Сознание того, что я приношу свои желания в жертву ее счастью, помогло мне набраться терпения и дождаться конца отвратительной сцены; сердце мое, разумеется, было разбито, однако я гордился тем, что одержал над своими страстями труднейшую из побед.
Меж тем мне предстояло выдержать с самим собой еще одно сражение. Петух, надо признаться, относился к безупречному чувству своей юной фаворитки с величайшим презрением и постоянно изменял ей. Пеструшка была слишком ослеплена любовью, чтобы это заметить, и мне, сопернику Петуха, следовало бы ее предупредить; однако, как я уже неоднократно говорил вам, сударь, я любил в ней даже эту ее привязанность, неоцененную и непонятую, и не согласился бы ради того, чтобы завоевать столь желанную для меня любовь, лишить мою возлюбленную драгоценнейшей из ее иллюзий.
Подобные речи, я вижу, кажутся вам странными в моих устах; я сам, припоминая множество ощущений слишком мимолетных, чтобы память сохранила их надолго, и по этой причине опущенных в моем рассказе, с трудом могу понять себя.

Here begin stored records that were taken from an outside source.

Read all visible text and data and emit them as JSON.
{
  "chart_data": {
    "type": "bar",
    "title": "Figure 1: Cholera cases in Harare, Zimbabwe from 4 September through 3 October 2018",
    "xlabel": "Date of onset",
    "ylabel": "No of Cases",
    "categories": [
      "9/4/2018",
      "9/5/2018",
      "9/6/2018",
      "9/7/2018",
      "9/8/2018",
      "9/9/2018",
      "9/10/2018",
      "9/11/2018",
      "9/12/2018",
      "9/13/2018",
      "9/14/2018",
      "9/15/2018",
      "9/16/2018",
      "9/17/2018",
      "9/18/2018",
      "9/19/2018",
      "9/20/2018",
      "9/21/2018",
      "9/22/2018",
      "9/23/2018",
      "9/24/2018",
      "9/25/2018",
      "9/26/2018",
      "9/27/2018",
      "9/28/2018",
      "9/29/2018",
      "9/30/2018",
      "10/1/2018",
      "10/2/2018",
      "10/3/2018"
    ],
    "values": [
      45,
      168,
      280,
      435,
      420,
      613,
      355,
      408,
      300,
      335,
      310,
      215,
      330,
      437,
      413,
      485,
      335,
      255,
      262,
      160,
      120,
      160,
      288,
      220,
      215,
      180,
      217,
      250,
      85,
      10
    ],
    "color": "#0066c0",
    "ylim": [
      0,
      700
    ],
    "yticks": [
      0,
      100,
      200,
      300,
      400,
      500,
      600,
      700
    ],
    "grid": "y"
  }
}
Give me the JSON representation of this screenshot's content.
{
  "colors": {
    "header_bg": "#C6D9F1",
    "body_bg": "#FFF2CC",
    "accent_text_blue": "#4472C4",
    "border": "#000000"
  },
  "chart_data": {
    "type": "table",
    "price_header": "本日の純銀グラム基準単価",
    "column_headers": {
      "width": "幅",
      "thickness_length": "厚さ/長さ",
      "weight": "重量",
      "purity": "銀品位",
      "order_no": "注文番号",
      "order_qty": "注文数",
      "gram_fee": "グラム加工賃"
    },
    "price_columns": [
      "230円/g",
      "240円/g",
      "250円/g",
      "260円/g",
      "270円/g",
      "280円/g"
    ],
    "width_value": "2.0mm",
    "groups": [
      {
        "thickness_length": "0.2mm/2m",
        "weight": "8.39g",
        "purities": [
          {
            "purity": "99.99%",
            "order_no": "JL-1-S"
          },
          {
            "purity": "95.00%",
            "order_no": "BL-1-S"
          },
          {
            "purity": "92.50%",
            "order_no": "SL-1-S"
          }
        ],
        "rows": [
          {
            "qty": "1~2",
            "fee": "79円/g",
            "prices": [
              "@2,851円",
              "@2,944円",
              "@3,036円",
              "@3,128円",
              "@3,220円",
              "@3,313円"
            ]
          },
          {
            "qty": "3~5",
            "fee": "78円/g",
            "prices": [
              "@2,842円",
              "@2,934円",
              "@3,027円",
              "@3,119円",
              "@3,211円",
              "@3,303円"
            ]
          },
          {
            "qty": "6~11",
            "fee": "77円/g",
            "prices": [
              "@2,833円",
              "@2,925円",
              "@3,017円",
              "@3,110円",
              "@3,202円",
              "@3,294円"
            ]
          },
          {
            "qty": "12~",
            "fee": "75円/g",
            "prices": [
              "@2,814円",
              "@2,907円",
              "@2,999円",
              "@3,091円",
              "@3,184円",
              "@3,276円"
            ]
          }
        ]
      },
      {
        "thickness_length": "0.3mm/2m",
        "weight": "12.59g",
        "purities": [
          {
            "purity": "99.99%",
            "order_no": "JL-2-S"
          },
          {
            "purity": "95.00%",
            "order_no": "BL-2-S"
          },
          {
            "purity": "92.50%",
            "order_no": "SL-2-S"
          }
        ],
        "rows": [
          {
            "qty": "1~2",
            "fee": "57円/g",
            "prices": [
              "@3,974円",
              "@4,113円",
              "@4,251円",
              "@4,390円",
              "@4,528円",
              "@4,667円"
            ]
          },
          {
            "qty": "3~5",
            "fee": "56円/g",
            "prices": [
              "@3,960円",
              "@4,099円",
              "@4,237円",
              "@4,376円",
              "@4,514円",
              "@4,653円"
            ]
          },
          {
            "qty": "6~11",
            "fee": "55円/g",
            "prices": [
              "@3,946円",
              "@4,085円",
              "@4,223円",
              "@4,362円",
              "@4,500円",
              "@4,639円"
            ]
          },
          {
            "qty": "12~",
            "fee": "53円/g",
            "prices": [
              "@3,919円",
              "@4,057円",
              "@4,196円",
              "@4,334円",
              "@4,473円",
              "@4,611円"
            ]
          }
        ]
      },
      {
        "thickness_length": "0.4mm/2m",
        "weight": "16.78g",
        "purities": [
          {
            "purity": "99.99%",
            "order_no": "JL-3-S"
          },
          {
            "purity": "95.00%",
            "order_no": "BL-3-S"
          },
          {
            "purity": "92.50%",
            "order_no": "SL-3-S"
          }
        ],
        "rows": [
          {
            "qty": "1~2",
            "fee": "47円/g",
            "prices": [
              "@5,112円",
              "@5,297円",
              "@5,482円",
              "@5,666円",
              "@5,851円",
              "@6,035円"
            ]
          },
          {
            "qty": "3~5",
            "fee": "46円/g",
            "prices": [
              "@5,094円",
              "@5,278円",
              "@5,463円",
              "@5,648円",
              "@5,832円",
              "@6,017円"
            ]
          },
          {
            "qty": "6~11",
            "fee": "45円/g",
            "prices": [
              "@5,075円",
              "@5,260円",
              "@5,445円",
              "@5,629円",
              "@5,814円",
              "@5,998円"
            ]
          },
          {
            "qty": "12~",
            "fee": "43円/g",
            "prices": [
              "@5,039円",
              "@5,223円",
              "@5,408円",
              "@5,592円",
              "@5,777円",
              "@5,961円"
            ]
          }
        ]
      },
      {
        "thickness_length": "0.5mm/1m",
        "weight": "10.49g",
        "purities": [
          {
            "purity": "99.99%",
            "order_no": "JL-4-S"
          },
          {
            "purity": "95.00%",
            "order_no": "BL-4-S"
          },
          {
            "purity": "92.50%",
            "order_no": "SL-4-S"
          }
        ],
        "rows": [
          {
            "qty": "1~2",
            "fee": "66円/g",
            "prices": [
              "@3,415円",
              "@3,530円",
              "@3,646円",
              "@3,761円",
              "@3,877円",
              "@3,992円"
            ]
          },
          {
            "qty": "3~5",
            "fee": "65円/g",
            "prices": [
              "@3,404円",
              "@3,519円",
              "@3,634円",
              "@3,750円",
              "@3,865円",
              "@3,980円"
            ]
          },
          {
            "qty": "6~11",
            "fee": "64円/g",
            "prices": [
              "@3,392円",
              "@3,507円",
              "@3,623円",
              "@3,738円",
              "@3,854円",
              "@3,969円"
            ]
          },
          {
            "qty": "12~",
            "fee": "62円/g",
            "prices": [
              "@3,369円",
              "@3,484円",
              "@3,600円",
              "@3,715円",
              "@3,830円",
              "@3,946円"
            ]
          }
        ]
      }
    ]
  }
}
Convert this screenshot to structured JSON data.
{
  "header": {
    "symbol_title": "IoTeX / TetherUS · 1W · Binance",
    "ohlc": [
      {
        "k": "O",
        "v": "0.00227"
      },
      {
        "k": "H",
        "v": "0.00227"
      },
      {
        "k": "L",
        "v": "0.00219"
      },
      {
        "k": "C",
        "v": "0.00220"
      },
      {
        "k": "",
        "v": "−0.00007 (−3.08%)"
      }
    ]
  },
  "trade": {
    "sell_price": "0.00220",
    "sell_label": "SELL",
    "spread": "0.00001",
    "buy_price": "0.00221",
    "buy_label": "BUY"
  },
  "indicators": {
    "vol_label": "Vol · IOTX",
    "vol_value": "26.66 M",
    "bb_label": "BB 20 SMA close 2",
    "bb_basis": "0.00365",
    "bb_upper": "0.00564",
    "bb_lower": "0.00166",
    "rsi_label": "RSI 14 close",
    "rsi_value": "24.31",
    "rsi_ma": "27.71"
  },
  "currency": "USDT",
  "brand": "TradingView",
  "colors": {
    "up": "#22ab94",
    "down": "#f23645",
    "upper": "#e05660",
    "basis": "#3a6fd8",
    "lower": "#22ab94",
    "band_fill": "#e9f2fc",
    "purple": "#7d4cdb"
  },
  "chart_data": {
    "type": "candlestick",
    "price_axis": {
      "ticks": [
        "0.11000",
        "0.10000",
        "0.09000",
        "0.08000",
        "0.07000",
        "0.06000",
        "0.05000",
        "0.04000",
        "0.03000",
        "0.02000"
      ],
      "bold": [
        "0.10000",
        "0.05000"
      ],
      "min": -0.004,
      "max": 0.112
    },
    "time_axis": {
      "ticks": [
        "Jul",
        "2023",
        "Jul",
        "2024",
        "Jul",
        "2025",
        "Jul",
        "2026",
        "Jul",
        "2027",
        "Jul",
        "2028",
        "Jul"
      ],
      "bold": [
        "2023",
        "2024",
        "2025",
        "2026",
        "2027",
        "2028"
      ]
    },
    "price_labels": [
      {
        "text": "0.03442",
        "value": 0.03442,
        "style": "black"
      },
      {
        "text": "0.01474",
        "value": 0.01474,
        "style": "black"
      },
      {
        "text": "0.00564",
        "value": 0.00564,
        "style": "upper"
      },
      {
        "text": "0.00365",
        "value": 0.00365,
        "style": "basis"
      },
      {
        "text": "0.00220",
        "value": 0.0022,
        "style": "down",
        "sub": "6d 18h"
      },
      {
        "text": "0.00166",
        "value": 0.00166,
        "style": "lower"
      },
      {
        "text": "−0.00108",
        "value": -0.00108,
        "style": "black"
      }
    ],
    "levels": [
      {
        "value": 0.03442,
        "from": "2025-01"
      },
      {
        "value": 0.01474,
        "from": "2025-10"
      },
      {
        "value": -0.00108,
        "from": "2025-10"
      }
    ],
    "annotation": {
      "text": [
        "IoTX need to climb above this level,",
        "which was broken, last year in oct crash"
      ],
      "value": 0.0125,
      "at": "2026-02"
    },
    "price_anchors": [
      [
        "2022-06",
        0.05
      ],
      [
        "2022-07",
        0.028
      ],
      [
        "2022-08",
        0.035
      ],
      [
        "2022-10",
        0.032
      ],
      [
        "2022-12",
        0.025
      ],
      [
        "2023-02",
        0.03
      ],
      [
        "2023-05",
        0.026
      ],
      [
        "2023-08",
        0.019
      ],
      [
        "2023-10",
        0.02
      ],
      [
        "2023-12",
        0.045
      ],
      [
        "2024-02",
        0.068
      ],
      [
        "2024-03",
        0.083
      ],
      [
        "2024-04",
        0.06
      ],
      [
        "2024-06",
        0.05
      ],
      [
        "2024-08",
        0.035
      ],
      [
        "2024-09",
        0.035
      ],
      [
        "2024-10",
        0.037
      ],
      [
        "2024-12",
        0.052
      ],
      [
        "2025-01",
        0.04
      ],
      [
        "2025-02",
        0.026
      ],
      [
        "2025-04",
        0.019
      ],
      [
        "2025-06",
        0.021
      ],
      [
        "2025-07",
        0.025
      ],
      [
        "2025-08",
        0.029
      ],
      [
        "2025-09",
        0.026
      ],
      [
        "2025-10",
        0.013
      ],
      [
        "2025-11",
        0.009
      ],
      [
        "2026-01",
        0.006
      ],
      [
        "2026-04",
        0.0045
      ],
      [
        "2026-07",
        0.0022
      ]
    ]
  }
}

В такие минуты перед моим мысленным взором встает заботливый старый наставник и его уроки: уединение, мечтательность и, главное, любовь довершили данное им воспитание. Я добр, в этом я уверен, и полагаю, что чувства и ум помогли мне стать выше моей породы, однако не подлежит сомнению, что в то же самое время я глубоко несчастен. Разве такое постоянно не происходит и с людьми?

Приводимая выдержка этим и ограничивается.